With our text data vectorized and indexed, we can now perform searches. We will define a function to search the index for the most relevant documents based on a query.

To perform the search, we need a function (search documents) where we perform the cosine similarity between the query vector and all the abstract vectors. This function will give our the top-k indexes. Once we find the top-k indexes, with another function, we can collect the full text of the documents from the paper dictionary.
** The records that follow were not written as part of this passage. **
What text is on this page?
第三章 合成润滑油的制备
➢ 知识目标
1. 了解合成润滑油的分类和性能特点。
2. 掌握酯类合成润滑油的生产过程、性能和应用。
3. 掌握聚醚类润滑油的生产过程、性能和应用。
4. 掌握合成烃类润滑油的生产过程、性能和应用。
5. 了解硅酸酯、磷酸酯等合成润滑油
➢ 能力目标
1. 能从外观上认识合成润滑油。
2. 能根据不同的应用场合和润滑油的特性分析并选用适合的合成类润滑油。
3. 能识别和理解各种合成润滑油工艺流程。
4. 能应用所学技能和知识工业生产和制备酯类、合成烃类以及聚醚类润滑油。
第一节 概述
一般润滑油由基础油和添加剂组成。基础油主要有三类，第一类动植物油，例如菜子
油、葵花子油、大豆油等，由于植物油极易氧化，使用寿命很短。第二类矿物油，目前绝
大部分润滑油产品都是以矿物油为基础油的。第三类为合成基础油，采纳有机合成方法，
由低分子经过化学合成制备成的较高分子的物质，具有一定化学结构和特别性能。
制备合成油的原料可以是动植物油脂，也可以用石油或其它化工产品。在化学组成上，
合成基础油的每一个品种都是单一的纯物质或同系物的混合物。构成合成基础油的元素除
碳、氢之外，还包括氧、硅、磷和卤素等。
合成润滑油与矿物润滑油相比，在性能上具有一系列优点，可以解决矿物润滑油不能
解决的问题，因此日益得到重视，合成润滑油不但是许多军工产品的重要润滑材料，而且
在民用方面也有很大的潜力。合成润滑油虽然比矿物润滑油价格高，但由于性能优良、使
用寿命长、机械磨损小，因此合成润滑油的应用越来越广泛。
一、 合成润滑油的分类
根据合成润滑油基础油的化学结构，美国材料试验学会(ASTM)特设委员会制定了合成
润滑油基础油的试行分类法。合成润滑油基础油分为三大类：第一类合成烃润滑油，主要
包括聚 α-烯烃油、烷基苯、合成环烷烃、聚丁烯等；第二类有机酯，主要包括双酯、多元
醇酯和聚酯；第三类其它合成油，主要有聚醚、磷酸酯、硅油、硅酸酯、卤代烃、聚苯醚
To compute cosine similarity, refer to the following formula

```cs = cosine_similarity(vector_a.detach().numpy(), vector_b.detach().numpy())```



In [None]:




def get_top_k_similar_indices(query_vector, abstract_vectors, k):

    #Computes the top k indices of the most similar abstracts to the query based on cosine similarity.

    #Parameters:
    #- query_vector: A tensor of shape (1, hidden_size) representing the query vector.
    #- abstract_vectors: A tensor of shape (batch_size, hidden_size) representing the abstract vectors.
    #- k: The number of top indices to return.

    #Returns:
    #- sorted_indices: A numpy array of shape (1, k) containing the indices of the top k most similar abstracts.

    return ""


def retrieve_documents(indices, documents_dict):

    #Retrieves the documents corresponding to the given indices and concatenates them into a single string.

    #Parameters:
    #- indices: A numpy array or list of top-k indices of the most similar documents.
    #- documents_dict: A dictionary where keys are document indices (integers) and values are the document texts (strings).

    #Returns:
    #- concatenated_documents: A string containing the concatenated texts of the retrieved documents.

    return ""



#now I create a vector also for my query

query = ""

query_vector = ""





### A function to perform Retrieval Augmented Generation

In this step, we’ll combine the context retrieved from our documents with LLAMA to generate responses. The context will provide the necessary information to the model to produce more accurate and relevant answers.

In [None]:


#now we put it all together

def generate_augmented_response(query, documents):

    system = ""             #TODO: define system prompt

    context = ""               #TODO: concatenate here all the search results


    prompt = ""                 #TODO: create the prompt for LLAMA (system + context + query)

    response = ""

    #perform a query with LLAMA in the usual way

    #return the response
    return ""


# TODO: generate the queries!
query = ""
response = generate_augmented_response(query)
print(response)

#TODO: now compare the results with a prompt without RAG. What are the results?